Free, Open Source tools to Alert Carers if someone suffers an Epileptic Seizure
Fall Detection looks for a rapid low-then-high acceleration pattern inside a short time window. It is designed to detect acute fall-like events and trigger quickly.
For each analysis cycle, the algorithm scans sliding windows and checks whether both conditions occur in the same window:
If both are true in the configured window, the fall algorithm raises ALARM.
flowchart TD
A[Acceleration samples] --> B[Slide window over buffer]
B --> C[Find min and max acceleration in each window]

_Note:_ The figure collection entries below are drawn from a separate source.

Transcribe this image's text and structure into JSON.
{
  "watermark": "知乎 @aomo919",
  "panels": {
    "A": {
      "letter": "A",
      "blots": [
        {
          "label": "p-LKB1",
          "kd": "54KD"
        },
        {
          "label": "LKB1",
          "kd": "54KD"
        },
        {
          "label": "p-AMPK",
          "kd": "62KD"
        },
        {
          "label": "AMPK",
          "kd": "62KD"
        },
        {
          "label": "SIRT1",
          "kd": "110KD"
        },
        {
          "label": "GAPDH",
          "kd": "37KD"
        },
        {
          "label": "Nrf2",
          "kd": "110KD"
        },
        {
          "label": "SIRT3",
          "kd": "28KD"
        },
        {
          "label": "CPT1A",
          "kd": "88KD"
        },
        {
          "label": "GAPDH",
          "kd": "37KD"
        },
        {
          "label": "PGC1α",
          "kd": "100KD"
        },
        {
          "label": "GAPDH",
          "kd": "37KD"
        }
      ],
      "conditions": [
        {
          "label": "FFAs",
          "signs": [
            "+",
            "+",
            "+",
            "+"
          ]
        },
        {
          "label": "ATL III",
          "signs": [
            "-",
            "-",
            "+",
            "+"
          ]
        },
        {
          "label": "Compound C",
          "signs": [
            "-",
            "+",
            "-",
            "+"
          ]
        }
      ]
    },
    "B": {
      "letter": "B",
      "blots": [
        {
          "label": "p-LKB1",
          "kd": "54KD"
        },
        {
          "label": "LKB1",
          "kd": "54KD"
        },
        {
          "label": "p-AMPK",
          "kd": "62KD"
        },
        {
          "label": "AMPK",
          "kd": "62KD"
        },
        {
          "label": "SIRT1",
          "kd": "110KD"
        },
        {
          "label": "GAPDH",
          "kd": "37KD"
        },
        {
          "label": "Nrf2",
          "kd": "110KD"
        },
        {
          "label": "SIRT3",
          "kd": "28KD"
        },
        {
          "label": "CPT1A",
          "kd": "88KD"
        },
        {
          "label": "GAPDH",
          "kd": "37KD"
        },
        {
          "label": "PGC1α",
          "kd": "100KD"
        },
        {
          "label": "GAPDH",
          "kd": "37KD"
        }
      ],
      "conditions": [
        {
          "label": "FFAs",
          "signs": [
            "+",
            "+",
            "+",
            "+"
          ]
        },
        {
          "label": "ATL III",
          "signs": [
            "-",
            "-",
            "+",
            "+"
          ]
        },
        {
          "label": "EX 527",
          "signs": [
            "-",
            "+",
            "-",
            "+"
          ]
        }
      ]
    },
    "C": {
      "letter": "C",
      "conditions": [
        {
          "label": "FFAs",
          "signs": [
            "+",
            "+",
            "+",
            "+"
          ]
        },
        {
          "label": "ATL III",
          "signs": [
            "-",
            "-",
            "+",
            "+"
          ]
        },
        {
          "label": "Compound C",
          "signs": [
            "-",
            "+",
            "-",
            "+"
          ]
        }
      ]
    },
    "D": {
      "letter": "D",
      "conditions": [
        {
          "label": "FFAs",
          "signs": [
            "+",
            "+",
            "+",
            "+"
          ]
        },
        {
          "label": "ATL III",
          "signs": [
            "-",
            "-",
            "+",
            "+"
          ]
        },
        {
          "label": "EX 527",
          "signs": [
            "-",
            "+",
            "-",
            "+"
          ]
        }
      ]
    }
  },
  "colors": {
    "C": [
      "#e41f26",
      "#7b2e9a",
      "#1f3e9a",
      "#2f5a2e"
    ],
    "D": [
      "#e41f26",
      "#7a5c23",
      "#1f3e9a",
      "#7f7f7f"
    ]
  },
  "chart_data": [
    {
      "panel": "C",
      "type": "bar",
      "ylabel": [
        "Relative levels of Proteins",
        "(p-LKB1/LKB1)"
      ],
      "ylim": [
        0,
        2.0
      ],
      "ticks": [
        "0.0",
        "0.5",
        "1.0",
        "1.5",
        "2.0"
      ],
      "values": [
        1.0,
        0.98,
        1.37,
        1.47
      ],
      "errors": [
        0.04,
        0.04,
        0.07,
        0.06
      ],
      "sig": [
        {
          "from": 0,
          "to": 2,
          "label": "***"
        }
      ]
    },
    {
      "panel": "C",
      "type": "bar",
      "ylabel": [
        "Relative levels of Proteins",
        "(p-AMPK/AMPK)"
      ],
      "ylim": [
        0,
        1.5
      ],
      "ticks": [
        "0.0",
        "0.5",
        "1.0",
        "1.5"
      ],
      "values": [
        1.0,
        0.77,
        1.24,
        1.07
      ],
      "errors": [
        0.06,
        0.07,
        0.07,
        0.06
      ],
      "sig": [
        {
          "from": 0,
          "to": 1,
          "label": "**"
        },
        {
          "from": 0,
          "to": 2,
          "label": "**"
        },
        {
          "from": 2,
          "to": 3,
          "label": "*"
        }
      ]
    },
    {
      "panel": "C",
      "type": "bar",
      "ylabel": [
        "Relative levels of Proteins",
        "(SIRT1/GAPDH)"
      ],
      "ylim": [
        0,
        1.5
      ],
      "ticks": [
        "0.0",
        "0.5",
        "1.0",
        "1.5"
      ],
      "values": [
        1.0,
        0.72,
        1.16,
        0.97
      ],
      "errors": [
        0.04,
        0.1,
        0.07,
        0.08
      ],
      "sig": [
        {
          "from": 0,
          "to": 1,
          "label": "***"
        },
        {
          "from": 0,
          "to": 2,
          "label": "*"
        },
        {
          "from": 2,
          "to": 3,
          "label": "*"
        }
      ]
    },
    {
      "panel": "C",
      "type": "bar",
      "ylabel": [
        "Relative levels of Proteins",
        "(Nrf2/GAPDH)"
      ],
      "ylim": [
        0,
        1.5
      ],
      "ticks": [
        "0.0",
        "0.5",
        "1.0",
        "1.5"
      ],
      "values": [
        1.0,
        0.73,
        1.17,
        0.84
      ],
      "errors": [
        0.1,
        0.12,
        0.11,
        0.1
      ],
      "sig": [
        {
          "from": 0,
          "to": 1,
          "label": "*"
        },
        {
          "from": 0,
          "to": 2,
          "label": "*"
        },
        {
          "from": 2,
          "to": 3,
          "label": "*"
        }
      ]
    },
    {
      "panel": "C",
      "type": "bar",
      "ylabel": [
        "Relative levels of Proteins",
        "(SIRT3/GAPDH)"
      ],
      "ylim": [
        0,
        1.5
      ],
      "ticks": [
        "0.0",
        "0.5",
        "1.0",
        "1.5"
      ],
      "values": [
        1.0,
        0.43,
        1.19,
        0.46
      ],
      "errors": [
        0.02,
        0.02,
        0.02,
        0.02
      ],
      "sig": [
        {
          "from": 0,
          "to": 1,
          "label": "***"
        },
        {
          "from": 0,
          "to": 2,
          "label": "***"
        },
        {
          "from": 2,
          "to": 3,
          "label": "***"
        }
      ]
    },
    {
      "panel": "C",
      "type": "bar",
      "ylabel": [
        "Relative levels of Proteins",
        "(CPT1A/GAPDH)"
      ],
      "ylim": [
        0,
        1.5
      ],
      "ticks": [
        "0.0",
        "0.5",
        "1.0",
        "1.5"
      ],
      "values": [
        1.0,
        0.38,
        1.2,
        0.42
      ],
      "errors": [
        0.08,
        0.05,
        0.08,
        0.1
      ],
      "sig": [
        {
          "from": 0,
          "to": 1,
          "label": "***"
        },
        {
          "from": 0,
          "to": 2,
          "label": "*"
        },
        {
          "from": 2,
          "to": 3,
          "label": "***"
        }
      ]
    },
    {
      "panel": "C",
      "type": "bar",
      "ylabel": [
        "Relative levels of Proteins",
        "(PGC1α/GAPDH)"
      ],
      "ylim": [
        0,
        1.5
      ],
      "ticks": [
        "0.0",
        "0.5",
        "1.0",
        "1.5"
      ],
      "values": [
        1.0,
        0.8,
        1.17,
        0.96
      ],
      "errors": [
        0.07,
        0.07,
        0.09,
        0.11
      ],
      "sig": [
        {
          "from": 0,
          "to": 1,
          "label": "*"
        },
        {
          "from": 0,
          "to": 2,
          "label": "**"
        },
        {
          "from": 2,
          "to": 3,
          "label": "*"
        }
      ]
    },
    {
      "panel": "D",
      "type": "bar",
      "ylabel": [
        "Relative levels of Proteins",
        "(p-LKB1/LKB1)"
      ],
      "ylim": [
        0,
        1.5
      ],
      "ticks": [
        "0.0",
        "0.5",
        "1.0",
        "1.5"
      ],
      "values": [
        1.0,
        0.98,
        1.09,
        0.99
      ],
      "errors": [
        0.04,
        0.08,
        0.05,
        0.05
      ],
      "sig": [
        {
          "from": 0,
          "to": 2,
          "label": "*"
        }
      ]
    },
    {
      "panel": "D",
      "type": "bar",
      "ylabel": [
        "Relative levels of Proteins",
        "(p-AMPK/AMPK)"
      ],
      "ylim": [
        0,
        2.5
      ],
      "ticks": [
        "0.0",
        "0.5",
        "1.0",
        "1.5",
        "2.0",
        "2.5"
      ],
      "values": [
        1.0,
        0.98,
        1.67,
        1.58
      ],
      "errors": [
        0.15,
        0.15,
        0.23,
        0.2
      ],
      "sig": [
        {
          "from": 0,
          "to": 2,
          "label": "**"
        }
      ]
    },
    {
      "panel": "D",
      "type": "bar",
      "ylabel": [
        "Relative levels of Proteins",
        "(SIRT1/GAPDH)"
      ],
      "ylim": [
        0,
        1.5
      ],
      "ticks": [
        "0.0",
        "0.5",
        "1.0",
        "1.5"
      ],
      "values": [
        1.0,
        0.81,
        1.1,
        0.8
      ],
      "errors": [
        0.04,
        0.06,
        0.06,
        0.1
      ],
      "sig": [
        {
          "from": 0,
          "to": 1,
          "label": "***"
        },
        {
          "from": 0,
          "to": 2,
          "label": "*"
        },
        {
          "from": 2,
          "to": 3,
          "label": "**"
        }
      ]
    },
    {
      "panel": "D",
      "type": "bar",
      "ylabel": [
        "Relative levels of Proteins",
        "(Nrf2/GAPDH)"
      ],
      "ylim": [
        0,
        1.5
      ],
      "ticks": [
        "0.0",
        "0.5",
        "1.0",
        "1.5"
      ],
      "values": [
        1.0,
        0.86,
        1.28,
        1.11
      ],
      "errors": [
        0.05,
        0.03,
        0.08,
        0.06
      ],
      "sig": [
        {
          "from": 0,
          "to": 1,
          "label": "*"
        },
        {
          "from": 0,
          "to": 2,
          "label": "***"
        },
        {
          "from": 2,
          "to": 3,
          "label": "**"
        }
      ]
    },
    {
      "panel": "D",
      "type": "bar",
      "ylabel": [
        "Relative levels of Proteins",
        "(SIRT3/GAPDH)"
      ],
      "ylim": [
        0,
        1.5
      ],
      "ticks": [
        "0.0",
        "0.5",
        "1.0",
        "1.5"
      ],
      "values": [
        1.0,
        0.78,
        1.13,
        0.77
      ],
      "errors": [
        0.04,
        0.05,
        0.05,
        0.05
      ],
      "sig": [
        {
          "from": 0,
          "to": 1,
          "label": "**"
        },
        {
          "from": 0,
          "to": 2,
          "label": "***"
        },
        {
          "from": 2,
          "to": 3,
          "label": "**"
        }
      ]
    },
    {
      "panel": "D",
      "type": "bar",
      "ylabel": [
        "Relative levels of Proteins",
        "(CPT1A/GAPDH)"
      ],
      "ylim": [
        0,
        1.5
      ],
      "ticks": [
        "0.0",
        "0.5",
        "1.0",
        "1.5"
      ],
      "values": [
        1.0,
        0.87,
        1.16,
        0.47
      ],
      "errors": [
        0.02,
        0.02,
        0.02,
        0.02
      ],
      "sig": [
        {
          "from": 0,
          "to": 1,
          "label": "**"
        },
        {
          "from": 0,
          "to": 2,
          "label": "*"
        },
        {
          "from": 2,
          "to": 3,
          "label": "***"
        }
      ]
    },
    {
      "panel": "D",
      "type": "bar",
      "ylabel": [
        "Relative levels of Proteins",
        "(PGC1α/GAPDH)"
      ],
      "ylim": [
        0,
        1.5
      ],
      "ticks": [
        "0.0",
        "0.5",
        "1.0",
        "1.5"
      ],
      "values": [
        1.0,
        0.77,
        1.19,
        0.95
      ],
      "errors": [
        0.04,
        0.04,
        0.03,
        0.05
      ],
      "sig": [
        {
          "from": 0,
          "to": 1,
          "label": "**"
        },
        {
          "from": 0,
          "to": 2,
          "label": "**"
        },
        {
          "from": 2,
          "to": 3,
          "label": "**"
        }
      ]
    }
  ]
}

C --> D{min < FallThreshMin AND max > FallThreshMax?}
D -->|Yes| E[Fall algorithm ALARM]
D -->|No| F[Fall algorithm OK]
| Setting | What it changes |
|---|---|
| FallActive | Enables or disables Fall Detection. |
| FallThreshMin | Lower acceleration threshold that represents the free-fall-like part. |
| FallThreshMax | Upper acceleration threshold that represents the impact-like part. |
| FallWindow | Time window in milliseconds in which both threshold crossings must occur. |
flowchart LR
A[Lower FallThreshMin] --> B[Requires deeper acceleration dip]
C[Higher FallThreshMin] --> D[Easier to satisfy low-threshold condition]
E[Higher FallThreshMax] --> F[Requires stronger impact spike]
G[Lower FallThreshMax] --> H[Easier to satisfy impact condition]
I[Shorter FallWindow] --> J[Needs tighter timing]
K[Longer FallWindow] --> L[Allows wider timing between dip and spike]
In current app logic, a detected fall bypasses normal voting and warning-time delays and can force an immediate ALARM state. This is intentional so that possible falls get rapid attention.